SOAP note exercise

Sample Case 1:

CC: Sudden onset substernal chest pain that “woke me up” and lasted until now (about 45 mins) 

HPI: 70 y/o man with h/o hypertension, hyperlipidemia, 40 pack-years smoking history, and brother who died of MI at 60y/o brought in by ambulance to the ED with c/o substernal chest pain.  The pain is described as pressure-like and radiating to the left arm and jaw, accompanied by nausea, diaphoresis, and shortness of breath.  Nitroglycerin was administered sublingually, but only provided temporary relief.  Aspirin was given to the patient to chew in the ambulance.

PE:

VS: BP 150/70, HR 110, Temp 37.1 ͦC, R 30  Pulse oximetry: 96% on room air

Gen: obese, pale, diaphoretic patient

Lungs: clear to Auscultation and Percussion

Heart: RRR, S4 gallop noted

Ext: No cyanosis or edema

Labs:

CBC: Hemoglobin & hematocrit normal, WBC 11,000 (slightly high)

Electrolytes: Normal

Troponins: Troponin T and I are elevated

CK-MB: normal

EKG: sinus tachycardia, elevated ST segments in leads II, III, and AVF

Assessment: Acute Inferior wall MI

Plan:  Start Morphine drip IV, O2 via nasal cannula, Metoprolol, urgent transfer to interventional cardiology lab

The patient has a balloon angioplasty and stent placement and is transferred to the telemetry unit for monitoring.  You see the patient the next day and need to document your visit in a progress note in the SOAP format. [See next page for information you need to write it]

The next day you visit the patient and must write a progress note to include the following:

A very brief synopsis of what occurred the day previously

His current medications:

Aspirin 81 mg orally, once a day

Plavix 75 mg orally, once a day

Lopressor 25 mg orally every 12 hours

His report of his condition today:  much more comfortable.  No pain, no shortness of breath.  Some mild fatigue when walking from room to nursing station

The EKG this morning shows normal sinus rhythm with no ST elevations and no Qwaves

The physical exam which includes: HR 72, BP 130/70, R 24, Temp 37.4   ͦC

General: appears comfortable. 

Extremities: peripheral pulses are slightly diminished and 1+

Heart: Regular rate and rhythm, no gallops or murmurs

Lungs: clear

Groin: femoral pulses intact and 2+ .  No hematoma

You believe he is doing well and that the same plan should be continued for now.  You would like the nurse to check his vital signs every 4 hours for one more day and then every 8 hours. 

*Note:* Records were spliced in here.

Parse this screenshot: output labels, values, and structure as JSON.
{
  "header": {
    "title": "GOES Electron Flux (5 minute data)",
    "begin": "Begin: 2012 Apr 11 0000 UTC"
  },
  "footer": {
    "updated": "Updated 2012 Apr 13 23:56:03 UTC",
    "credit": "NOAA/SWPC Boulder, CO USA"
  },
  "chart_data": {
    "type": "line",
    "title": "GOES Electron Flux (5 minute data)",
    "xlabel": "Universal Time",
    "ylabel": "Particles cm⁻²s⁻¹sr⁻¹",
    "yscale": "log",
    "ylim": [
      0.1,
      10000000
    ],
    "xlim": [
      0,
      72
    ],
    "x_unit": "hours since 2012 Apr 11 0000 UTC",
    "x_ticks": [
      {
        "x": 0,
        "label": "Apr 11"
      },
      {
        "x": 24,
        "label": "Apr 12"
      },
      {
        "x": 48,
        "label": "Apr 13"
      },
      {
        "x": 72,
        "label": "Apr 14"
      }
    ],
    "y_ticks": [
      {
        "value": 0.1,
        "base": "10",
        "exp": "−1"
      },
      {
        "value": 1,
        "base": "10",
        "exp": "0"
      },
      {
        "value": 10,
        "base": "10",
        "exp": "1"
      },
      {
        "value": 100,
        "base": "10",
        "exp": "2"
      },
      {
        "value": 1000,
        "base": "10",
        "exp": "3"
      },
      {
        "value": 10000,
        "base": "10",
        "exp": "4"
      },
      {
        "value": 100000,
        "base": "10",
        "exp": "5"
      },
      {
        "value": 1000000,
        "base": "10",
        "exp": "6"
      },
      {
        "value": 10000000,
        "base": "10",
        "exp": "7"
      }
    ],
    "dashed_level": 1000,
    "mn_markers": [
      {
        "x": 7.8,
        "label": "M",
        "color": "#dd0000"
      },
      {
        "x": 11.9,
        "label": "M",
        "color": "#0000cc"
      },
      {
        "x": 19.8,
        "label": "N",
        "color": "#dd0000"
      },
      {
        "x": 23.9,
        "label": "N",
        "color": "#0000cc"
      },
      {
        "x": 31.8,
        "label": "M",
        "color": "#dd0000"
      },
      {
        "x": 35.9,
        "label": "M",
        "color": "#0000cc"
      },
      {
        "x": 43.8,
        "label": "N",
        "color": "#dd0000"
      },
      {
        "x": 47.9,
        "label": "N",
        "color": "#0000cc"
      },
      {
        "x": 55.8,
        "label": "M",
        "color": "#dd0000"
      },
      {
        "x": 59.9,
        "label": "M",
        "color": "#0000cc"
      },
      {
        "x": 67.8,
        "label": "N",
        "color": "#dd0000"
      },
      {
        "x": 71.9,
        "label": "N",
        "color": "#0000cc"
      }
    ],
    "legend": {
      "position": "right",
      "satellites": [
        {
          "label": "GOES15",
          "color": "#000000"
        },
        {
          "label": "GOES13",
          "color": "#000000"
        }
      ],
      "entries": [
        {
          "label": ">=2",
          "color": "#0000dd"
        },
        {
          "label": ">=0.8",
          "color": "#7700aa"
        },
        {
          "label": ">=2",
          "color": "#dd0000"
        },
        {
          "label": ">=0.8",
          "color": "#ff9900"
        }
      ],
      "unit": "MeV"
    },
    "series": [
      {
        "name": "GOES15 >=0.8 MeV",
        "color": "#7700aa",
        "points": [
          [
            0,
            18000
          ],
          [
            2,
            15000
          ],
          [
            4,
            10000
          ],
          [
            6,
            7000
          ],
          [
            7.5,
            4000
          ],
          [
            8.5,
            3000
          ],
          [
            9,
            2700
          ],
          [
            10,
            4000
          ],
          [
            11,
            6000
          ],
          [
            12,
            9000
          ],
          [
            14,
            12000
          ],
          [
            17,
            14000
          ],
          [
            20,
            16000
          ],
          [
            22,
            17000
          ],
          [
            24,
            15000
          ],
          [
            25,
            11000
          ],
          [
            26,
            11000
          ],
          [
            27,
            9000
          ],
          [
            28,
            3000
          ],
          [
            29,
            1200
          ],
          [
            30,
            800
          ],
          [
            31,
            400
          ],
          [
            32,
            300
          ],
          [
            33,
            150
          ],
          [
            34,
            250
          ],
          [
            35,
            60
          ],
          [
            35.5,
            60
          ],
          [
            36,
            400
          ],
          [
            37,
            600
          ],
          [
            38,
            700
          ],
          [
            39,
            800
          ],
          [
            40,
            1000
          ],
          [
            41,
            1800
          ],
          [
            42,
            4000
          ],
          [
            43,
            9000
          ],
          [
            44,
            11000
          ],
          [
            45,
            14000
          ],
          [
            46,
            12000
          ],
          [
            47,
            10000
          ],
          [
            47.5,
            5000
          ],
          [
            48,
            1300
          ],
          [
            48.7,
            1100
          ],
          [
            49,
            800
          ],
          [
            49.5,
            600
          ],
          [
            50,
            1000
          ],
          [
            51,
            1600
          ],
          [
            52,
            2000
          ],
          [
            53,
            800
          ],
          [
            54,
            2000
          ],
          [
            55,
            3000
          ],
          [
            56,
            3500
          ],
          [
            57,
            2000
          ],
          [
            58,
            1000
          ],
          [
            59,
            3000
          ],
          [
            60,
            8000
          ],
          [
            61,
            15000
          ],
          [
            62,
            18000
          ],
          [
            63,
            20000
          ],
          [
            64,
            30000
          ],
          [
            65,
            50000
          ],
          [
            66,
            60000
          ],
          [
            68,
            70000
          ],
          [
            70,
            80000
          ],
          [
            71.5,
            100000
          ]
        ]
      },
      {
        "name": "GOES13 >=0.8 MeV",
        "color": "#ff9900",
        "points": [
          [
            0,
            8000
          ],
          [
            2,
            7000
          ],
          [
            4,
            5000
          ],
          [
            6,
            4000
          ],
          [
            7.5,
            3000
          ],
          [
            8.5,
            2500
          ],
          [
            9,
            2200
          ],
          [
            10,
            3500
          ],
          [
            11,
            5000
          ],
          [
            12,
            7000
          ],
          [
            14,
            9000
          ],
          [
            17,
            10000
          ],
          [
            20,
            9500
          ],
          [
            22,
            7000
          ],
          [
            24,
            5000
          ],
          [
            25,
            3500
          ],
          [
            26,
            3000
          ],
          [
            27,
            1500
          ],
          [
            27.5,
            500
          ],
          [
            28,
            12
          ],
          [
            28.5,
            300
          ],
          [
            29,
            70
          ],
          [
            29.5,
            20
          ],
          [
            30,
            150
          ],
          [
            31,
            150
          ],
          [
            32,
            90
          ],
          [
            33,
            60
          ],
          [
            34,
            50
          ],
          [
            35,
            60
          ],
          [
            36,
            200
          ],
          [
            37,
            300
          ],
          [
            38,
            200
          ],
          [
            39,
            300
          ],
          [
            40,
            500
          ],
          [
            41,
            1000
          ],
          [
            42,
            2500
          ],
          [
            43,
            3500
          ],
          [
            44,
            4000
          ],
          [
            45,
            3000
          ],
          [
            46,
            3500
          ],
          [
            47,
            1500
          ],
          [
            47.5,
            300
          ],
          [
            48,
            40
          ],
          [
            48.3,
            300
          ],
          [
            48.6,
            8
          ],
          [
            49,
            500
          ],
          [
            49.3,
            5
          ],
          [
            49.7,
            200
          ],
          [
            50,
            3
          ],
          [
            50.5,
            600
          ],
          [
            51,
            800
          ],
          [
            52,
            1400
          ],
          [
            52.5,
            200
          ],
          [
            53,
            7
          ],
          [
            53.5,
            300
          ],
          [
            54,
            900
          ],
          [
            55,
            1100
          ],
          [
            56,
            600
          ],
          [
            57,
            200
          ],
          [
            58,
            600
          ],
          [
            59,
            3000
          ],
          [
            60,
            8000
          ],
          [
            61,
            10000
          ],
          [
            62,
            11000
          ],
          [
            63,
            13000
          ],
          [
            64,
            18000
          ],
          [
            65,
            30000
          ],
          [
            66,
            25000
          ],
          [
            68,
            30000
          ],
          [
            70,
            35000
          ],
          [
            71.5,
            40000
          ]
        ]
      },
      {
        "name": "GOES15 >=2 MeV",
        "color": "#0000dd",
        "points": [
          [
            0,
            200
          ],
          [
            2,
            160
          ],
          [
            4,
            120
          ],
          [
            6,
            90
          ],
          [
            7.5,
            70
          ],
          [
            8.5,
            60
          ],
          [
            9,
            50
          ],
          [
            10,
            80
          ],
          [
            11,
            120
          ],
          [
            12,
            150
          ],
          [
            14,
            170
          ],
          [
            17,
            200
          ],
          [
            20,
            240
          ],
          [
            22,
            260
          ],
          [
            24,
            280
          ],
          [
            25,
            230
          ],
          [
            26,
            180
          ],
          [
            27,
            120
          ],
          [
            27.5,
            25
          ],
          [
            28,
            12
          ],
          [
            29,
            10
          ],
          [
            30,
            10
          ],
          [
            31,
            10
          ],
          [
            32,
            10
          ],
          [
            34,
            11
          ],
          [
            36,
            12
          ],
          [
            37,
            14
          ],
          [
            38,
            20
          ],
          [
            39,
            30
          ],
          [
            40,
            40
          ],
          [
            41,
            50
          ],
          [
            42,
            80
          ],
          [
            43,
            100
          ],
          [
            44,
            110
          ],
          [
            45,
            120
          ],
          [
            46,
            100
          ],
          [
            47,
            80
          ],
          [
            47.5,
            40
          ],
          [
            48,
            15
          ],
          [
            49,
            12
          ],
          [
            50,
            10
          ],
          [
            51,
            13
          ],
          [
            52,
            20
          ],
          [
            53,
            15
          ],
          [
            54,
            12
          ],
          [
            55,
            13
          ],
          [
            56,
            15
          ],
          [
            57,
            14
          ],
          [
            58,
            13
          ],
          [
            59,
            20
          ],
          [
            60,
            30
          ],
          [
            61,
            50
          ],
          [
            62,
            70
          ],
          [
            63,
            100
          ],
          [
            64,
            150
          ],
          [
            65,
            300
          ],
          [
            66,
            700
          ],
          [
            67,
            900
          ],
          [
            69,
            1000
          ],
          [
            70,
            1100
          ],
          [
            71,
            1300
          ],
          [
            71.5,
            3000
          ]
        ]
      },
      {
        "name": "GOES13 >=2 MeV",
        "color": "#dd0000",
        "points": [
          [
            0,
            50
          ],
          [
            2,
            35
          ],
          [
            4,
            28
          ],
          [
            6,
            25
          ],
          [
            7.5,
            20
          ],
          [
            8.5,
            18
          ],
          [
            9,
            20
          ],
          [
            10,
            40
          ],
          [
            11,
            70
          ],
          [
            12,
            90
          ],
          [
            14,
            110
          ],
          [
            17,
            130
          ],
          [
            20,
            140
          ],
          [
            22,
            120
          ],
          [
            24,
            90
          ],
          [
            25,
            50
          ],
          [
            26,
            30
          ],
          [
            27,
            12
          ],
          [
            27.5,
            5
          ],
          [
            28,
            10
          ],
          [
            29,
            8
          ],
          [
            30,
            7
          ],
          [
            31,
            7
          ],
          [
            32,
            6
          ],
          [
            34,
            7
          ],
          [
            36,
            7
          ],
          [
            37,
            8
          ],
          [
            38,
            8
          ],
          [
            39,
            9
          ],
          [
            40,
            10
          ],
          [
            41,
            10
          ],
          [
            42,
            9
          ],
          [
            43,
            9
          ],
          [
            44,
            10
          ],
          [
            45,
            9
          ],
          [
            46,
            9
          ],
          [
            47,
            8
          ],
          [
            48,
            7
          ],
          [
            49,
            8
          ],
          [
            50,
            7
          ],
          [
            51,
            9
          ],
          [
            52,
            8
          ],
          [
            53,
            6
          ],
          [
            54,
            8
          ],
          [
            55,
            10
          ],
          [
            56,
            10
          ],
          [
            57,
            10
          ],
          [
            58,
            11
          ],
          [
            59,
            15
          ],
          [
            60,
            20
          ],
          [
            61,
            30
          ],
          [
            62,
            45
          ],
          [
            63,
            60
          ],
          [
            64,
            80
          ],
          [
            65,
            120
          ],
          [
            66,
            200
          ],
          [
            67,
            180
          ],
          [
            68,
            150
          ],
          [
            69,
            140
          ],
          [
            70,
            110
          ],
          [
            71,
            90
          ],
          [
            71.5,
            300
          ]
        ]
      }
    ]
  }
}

If all goes well, patient is without chest pain and VS are stable, he can be discharged to home in 3 days.

SOAP note for this most recent visit:

S: 70 y/o male brought in yesterday for sudden onset substernal chest pain, found to have acute inferior wall MI and taken to cath lab for PCI. Much more comfortable today. No CP or SOB. Does c/o mild fatigue with ambulation from room to nursing station.

Meds – aspirin 81mg PO, once a day.

            Plavix 75mg PO, once a day.

            Lopressor 25mg PO, once every 12hrs.

O: VS – HR 72, BP 130/70, R 24, Temp 37.4

EKG – NSR, no ST elevations, no Q waves.

General: appears comfortable. Obese.

Extremities: peripheral pulses slightly diminished and 1+.

Heart: RRR, no gallops or murmurs.

Lungs: clear

Groin: femoral pulses intact and 2+. No hematoma.

A: 70 y/o male w Hx of HTN, HLD, 40-pack year smoking Hx, and family Hx of sudden cardiac death, admitted after PCI for acute inferior wall MI. Doing well. Has mild fatigue on exertion but is comfortable.

P: Continue monitoring. Continue meds.

Repeat VS every 4 hours x1 day, then every 8 hours the next day.

Plan to discharge in 3 days if still appears well, VS stable, and is without chest pain.